How do I get 95% confidence intervals for the final AUC?
The output of Random Forest and Tree Ensemble are identical, as the RF nodes are just an easier version of the TE nodes. Considering that you can use the solution in the forum link that you posted (How to get the variable importance from the Random Forest model? I also updated the link to the slides there).

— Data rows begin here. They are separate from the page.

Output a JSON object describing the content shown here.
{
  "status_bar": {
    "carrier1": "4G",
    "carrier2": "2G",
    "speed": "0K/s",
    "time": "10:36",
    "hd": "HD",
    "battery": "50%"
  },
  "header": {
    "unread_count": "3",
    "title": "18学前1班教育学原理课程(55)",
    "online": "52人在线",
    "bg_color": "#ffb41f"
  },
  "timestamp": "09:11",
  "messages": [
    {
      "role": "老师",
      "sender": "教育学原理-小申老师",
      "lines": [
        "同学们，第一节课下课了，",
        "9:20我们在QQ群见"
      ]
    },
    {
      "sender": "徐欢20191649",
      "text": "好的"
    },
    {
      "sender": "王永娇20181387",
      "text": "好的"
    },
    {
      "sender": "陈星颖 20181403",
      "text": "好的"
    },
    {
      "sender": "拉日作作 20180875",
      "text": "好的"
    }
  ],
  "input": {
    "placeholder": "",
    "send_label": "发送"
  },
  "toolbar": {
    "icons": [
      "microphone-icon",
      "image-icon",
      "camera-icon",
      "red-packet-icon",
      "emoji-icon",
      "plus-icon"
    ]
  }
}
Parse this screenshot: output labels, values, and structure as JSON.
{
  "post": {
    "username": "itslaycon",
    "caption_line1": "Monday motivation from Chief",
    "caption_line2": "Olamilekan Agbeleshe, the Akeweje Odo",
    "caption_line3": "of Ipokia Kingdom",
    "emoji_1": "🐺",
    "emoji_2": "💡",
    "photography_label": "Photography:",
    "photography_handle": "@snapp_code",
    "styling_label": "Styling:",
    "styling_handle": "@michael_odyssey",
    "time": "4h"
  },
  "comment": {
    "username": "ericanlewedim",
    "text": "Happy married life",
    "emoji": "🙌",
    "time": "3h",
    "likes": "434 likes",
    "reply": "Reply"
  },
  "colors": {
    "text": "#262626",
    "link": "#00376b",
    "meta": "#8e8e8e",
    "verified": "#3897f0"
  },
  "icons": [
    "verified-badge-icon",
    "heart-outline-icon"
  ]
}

Thank you very much, @Alice_Krebs. In the case of high-dimensional data (p>n), do you know of an example that incorporates Feature Selection in the cross-validation process?
The example workflow you provided earlier didn’t include the data and I couldn’t run it, so it’s always a bit challenging to give concrete advice, sorry. There are some examples that might help you:
I attach a workflow to predict the class A from a binary classification using Random Forests. Letting aside the poor performance, which may be due to errors in the data, I do not understand why the AUC is so poor (<0.15!) and yet the Scorer shows good metrics from the confusion matrix (accuracy 0.80, etc.). Is there anything incorrectly specified from the X-aggregator onwards?
Since there isn’t data included in the workflow, it’s a little tricky to diagnose this. But I used one of your previously posted small datasets to investigate.
In short, I think the problem is that you’re not plotting the ROC curve correctly. First you need to check the option to append individual class probabilities in your predictor node. Then, make sure you’re setting the appropriate class column (not prediction) and are plotting the probabilities (and not the confidence, or the predictors themselves). Something like this:
Thank you very much, @ScottF. I was not checking the “Append individual class probabilities” and now results look much more reasonable and are in agreement between the ROC curve and Scorer nodes.